I was then asked by a friend from Zimbabwe (Tapfumeni Mashe) if I wanted to present to some of his colleagues, where they host WhatsApp based, interactive presentations. I promptly agreed as I thought it would be a nice challenge.

Then the numbers started piling up in the group, and it filled up. The maximum participants in a WhatsApp group is apparently 358. This is a slightly larger audience than I anticipated, and then I was informed that policy makers from Zimbabwe were present, as well as health officials and scientists.

*Gulp*

Despite not expecting this, I did the best I could in detailing the pure, unadulterated, sublime power of genomics & sequencing, especially in light of inferences made for SARS-Cov-2, the causative agent of Covid-19.

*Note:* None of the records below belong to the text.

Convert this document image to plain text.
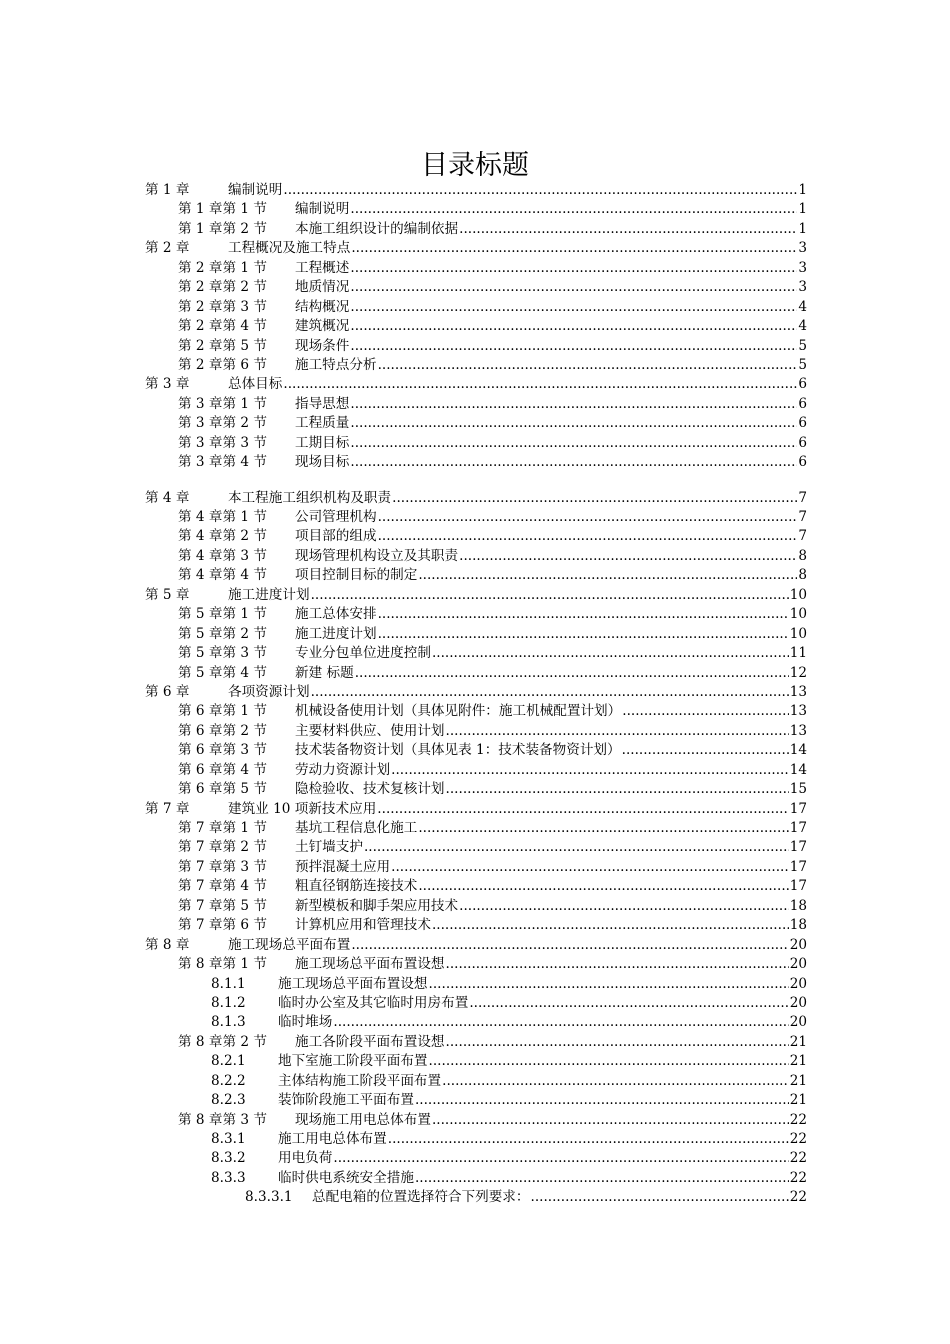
目录标题
第 1 章	编制说明 .....	1
第 1 章第 1 节	编制说明 .....	1
第 1 章第 2 节	本施工组织设计的编制依据 .....	1
第 2 章	工程概况及施工特点 .....	3
第 2 章第 1 节	工程概述 .....	3
第 2 章第 2 节	地质情况 .....	3
第 2 章第 3 节	结构概况 .....	4
第 2 章第 4 节	建筑概况 .....	4
第 2 章第 5 节	现场条件 .....	5
第 2 章第 6 节	施工特点分析 .....	5
第 3 章	总体目标 .....	6
第 3 章第 1 节	指导思想 .....	6
第 3 章第 2 节	工程质量 .....	6
第 3 章第 3 节	工期目标 .....	6
第 3 章第 4 节	现场目标 .....	6
第 4 章	本工程施工组织机构及职责 .....	7
第 4 章第 1 节	公司管理机构 .....	7
第 4 章第 2 节	项目部的组成 .....	7
第 4 章第 3 节	现场管理机构设立及其职责 .....	8
第 4 章第 4 节	项目控制目标的制定 .....	8
第 5 章	施工进度计划 .....	10
第 5 章第 1 节	施工总体安排 .....	10
第 5 章第 2 节	施工进度计划 .....	10
第 5 章第 3 节	专业分包单位进度控制 .....	11
第 5 章第 4 节	新建 标题 .....	12
第 6 章	各项资源计划 .....	13
第 6 章第 1 节	机械设备使用计划（具体见附件：施工机械配置计划） .....	13
第 6 章第 2 节	主要材料供应、使用计划 .....	13
第 6 章第 3 节	技术装备物资计划（具体见表 1：技术装备物资计划） .....	14
第 6 章第 4 节	劳动力资源计划 .....	14
第 6 章第 5 节	隐检验收、技术复核计划 .....	15
第 7 章	建筑业 10 项新技术应用 .....	17
第 7 章第 1 节	基坑工程信息化施工 .....	17
第 7 章第 2 节	土钉墙支护 .....	17
第 7 章第 3 节	预拌混凝土应用 .....	17
第 7 章第 4 节	粗直径钢筋连接技术 .....	17
第 7 章第 5 节	新型模板和脚手架应用技术 .....	18
第 7 章第 6 节	计算机应用和管理技术 .....	18
第 8 章	施工现场总平面布置 .....	20
第 8 章第 1 节	施工现场总平面布置设想 .....	20
8.1.1	施工现场总平面布置设想 .....	20
8.1.2	临时办公室及其它临时用房布置 .....	20
8.1.3	临时堆场 .....	20
第 8 章第 2 节	施工各阶段平面布置设想 .....	21
8.2.1	地下室施工阶段平面布置 .....	21
8.2.2	主体结构施工阶段平面布置 .....	21
8.2.3	装饰阶段施工平面布置 .....	21
第 8 章第 3 节	现场施工用电总体布置 .....	22
8.3.1	施工用电总体布置 .....	22
8.3.2	用电负荷 .....	22
8.3.3	临时供电系统安全措施 .....	22
8.3.3.1	总配电箱的位置选择符合下列要求： .....	22
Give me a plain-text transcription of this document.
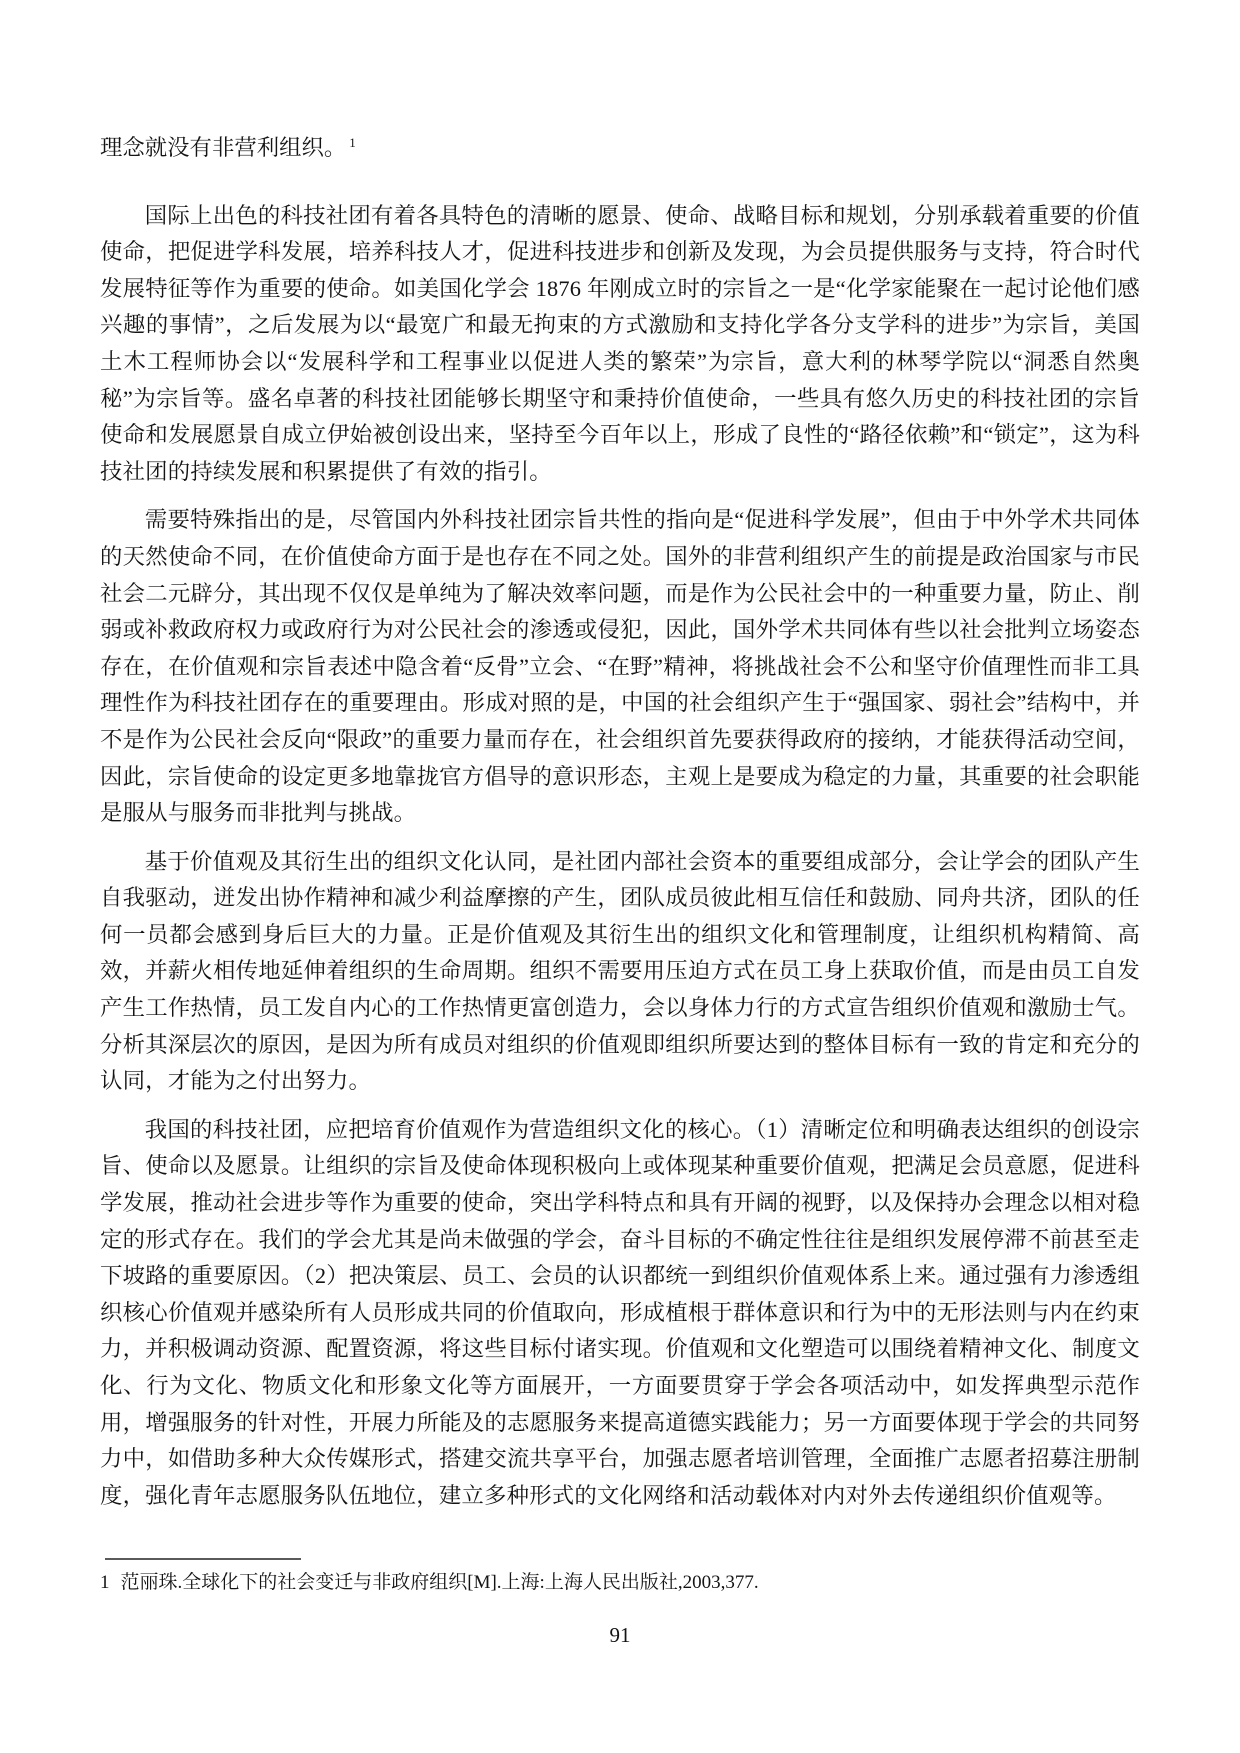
理念就没有非营利组织。 $^1$

国际上出色的科技社团有着各具特色的清晰的愿景、使命、战略目标和规划，分别承载着重要的价值使命，把促进学科发展，培养科技人才，促进科技进步和创新及发现，为会员提供服务与支持，符合时代发展特征等作为重要的使命。如美国化学会 1876 年刚成立时的宗旨之一是“化学家能聚在一起讨论他们感兴趣的事情”，之后发展为以“最宽广和最无拘束的方式激励和支持化学各分支学科的进步”为宗旨，美国土木工程师协会以“发展科学和工程事业以促进人类的繁荣”为宗旨，意大利的林琴学院以“洞悉自然奥秘”为宗旨等。盛名卓著的科技社团能够长期坚守和秉持价值使命，一些具有悠久历史的科技社团的宗旨使命和发展愿景自成立伊始被创设出来，坚持至今百年以上，形成了良性的“路径依赖”和“锁定”，这为科技社团的持续发展和积累提供了有效的指引。

需要特殊指出的是，尽管国内外科技社团宗旨共性的指向是“促进科学发展”，但由于中外学术共同体的天然使命不同，在价值使命方面于是也存在不同之处。国外的非营利组织产生的前提是政治国家与市民社会二元辟分，其出现不仅仅是单纯为了解决效率问题，而是作为公民社会中的一种重要力量，防止、削弱或补救政府权力或政府行为对公民社会的渗透或侵犯，因此，国外学术共同体有些以社会批判立场姿态存在，在价值观和宗旨表述中隐含着“反骨”立会、“在野”精神，将挑战社会不公和坚守价值理性而非工具理性作为科技社团存在的重要理由。形成对照的是，中国的社会组织产生于“强国家、弱社会”结构中，并不是作为公民社会反向“限政”的重要力量而存在，社会组织首先要获得政府的接纳，才能获得活动空间，因此，宗旨使命的设定更多地靠拢官方倡导的意识形态，主观上是要成为稳定的力量，其重要的社会职能是服从与服务而非批判与挑战。

基于价值观及其衍生出的组织文化认同，是社团内部社会资本的重要组成部分，会让学会的团队产生自我驱动，迸发出协作精神和减少利益摩擦的产生，团队成员彼此相互信任和鼓励、同舟共济，团队的任何一员都会感到身后巨大的力量。正是价值观及其衍生出的组织文化和管理制度，让组织机构精简、高效，并薪火相传地延伸着组织的生命周期。组织不需要用压迫方式在员工身上获取价值，而是由员工自发产生工作热情，员工发自内心的工作热情更富创造力，会以身体力行的方式宣告组织价值观和激励士气。分析其深层次的原因，是因为所有成员对组织的价值观即组织所要达到的整体目标有一致的肯定和充分的认同，才能为之付出努力。

我国的科技社团，应把培育价值观作为营造组织文化的核心。（1）清晰定位和明确表达组织的创设宗旨、使命以及愿景。让组织的宗旨及使命体现积极向上或体现某种重要价值观，把满足会员意愿，促进科学发展，推动社会进步等作为重要的使命，突出学科特点和具有开阔的视野，以及保持办会理念以相对稳定的形式存在。我们的学会尤其是尚未做强的学会，奋斗目标的不确定性往往是组织发展停滞不前甚至走下坡路的重要原因。（2）把决策层、员工、会员的认识都统一到组织价值观体系上来。通过强有力渗透组织核心价值观并感染所有人员形成共同的价值取向，形成植根于群体意识和行为中的无形法则与内在约束力，并积极调动资源、配置资源，将这些目标付诸实现。价值观和文化塑造可以围绕着精神文化、制度文化、行为文化、物质文化和形象文化等方面展开，一方面要贯穿于学会各项活动中，如发挥典型示范作用，增强服务的针对性，开展力所能及的志愿服务来提高道德实践能力；另一方面要体现于学会的共同努力中，如借助多种大众传媒形式，搭建交流共享平台，加强志愿者培训管理，全面推广志愿者招募注册制度，强化青年志愿服务队伍地位，建立多种形式的文化网络和活动载体对内对外去传递组织价值观等。

1 范丽珠.全球化下的社会变迁与非政府组织[M].上海:上海人民出版社,2003,377.

91
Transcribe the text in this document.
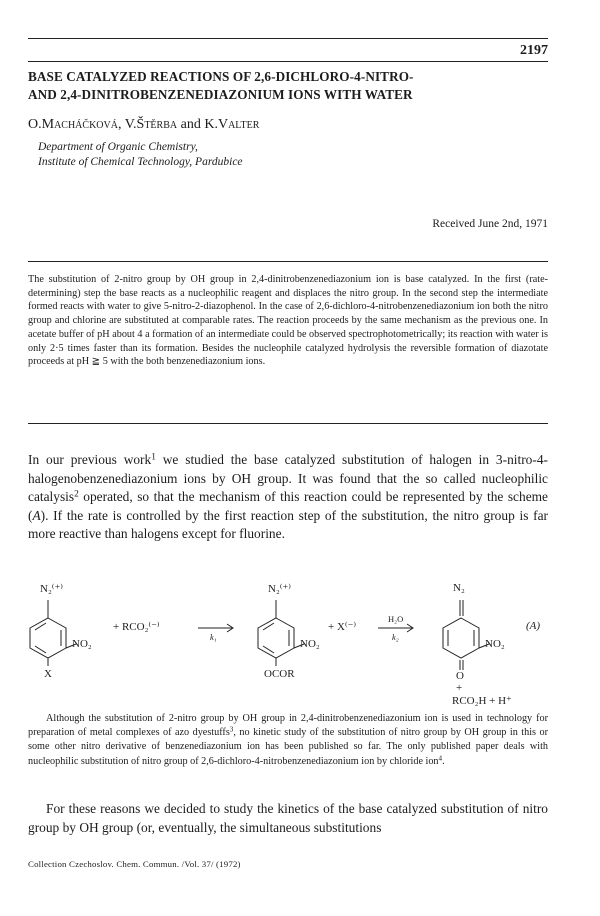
2197
BASE CATALYZED REACTIONS OF 2,6-DICHLORO-4-NITRO-
AND 2,4-DINITROBENZENEDIAZONIUM IONS WITH WATER
O.Macháčková, V.Štěrba and K.Valter
Department of Organic Chemistry,
Institute of Chemical Technology, Pardubice
Received June 2nd, 1971

The substitution of 2-nitro group by OH group in 2,4-dinitrobenzenediazonium ion is base catalyzed. In the first (rate-determining) step the base reacts as a nucleophilic reagent and displaces the nitro group. In the second step the intermediate formed reacts with water to give 5-nitro-2-diazophenol. In the case of 2,6-dichloro-4-nitrobenzenediazonium ion both the nitro group and chlorine are substituted at comparable rates. The reaction proceeds by the same mechanism as the previous one. In acetate buffer of pH about 4 a formation of an intermediate could be observed spectrophotometrically; its reaction with water is only 2·5 times faster than its formation. Besides the nucleophile catalyzed hydrolysis the reversible formation of diazotate proceeds at pH ≧ 5 with the both benzenediazonium ions.

In our previous work$^1$ we studied the base catalyzed substitution of halogen in 3-nitro-4-halogenobenzenediazonium ions by OH group. It was found that the so called nucleophilic catalysis$^2$ operated, so that the mechanism of this reaction could be represented by the scheme (A). If the rate is controlled by the first reaction step of the substitution, the nitro group is far more reactive than halogens except for fluorine.

N₂⁽⁺⁾
NO₂
X
+ RCO₂⁽⁻⁾
k₁
N₂⁽⁺⁾
NO₂
OCOR
+ X⁽⁻⁾
H₂O
k₂
N₂
NO₂
O
+
RCO₂H + H⁺
(A)

Although the substitution of 2-nitro group by OH group in 2,4-dinitrobenzenediazonium ion is used in technology for preparation of metal complexes of azo dyestuffs$^3$, no kinetic study of the substitution of nitro group by OH group in this or some other nitro derivative of benzenediazonium ion has been published so far. The only published paper deals with nucleophilic substitution of nitro group of 2,6-dichloro-4-nitrobenzenediazonium ion by chloride ion$^4$.

For these reasons we decided to study the kinetics of the base catalyzed substitution of nitro group by OH group (or, eventually, the simultaneous substitutions

Collection Czechoslov. Chem. Commun. /Vol. 37/ (1972)
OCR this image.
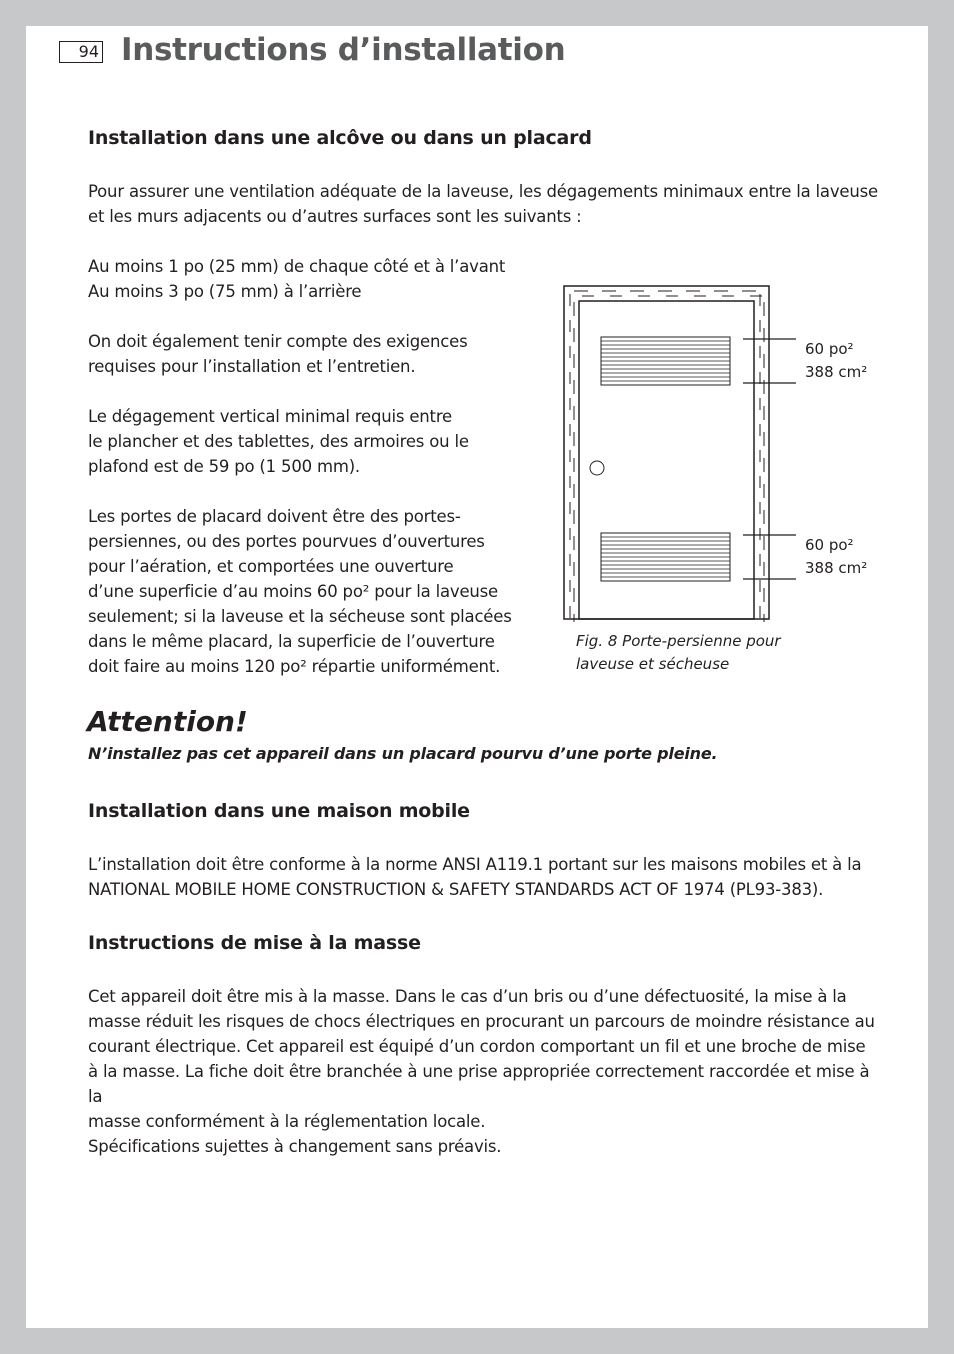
94 Instructions d’installation
Installation dans une alcôve ou dans un placard

Pour assurer une ventilation adéquate de la laveuse, les dégagements minimaux entre la laveuse
et les murs adjacents ou d’autres surfaces sont les suivants :

Au moins 1 po (25 mm) de chaque côté et à l’avant
Au moins 3 po (75 mm) à l’arrière

On doit également tenir compte des exigences
requises pour l’installation et l’entretien.

Le dégagement vertical minimal requis entre
le plancher et des tablettes, des armoires ou le
plafond est de 59 po (1 500 mm).

Les portes de placard doivent être des portes-
persiennes, ou des portes pourvues d’ouvertures
pour l’aération, et comportées une ouverture
d’une superficie d’au moins 60 po² pour la laveuse
seulement; si la laveuse et la sécheuse sont placées
dans le même placard, la superficie de l’ouverture
doit faire au moins 120 po² répartie uniformément.

60 po²
388 cm²

60 po²
388 cm²

Fig. 8 Porte-persienne pour
laveuse et sécheuse

Attention!

N’installez pas cet appareil dans un placard pourvu d’une porte pleine.

Installation dans une maison mobile

L’installation doit être conforme à la norme ANSI A119.1 portant sur les maisons mobiles et à la
NATIONAL MOBILE HOME CONSTRUCTION & SAFETY STANDARDS ACT OF 1974 (PL93-383).

Instructions de mise à la masse

Cet appareil doit être mis à la masse. Dans le cas d’un bris ou d’une défectuosité, la mise à la
masse réduit les risques de chocs électriques en procurant un parcours de moindre résistance au
courant électrique. Cet appareil est équipé d’un cordon comportant un fil et une broche de mise
à la masse. La fiche doit être branchée à une prise appropriée correctement raccordée et mise à la
masse conformément à la réglementation locale.

Spécifications sujettes à changement sans préavis.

Since it was all done in a group, preparation was easy, as I could write the whole core talk before just posting it slowly. I thought in case anyone was interested, I would post my script here:

“Discussing methods of analysis and visualisation for SARS-Cov-2 sequence data – The power of genomics in epidemiology”

Good afternoon everyone.

My Name is Oliver Charity, and I work at the Quadram Institute in the United Kingdom. I am just finishing my PhD looking at genomic evolution of Salmonella Typhimurium. In my spare time I have been undertaking some SARS-Cov-2 analyses, in order to try and play my part in this terrible crisis.

This is me:

https://quadram.ac.uk/people/oliver-charity/

Today I thought that I would use this opportunity as a double-edged Sword – I will try to convince you that genome sequencing is a powerful and necessary tool in biological sciences, especially in the face of a pandemic such as this.

Doing this over WhatApp is an interesting experiment for me, so I will try and post a section, and then if anyone wants to discuss something then please say so, and we can continue afterward.

Introduction to the topic –

I think that we all know a current pandemic strain of SARS-Cov-2, which  originated from Wuhan, China, has since spread globally, and official figures stand at

2,004,989 cases

126,830 deaths

But thankfully

485,362 recovered.

As far as we know from epidemiologists, the numbers of cases are probably much higher as it is completely biased toward amounts of tests taken in any country.

Similarly, the recorded deaths are probably skewed, for example in the UK we only count those who have died in hospital, and patients positive with Coronavirus. Other countries are measuring their deaths either from Coronavirus (Covid-19), or those comorbid with Covid-19, etc.

The disease appears to primarily affect the respiratory tract, the most common symptoms being a dry cough and fever. It seems many patients die from secondary pneumonia, both viral and bacterial, producing fluid in the lungs, or a cytokine storm due to the pneumonia which can damage multiple organs, but the mechanism is unknown.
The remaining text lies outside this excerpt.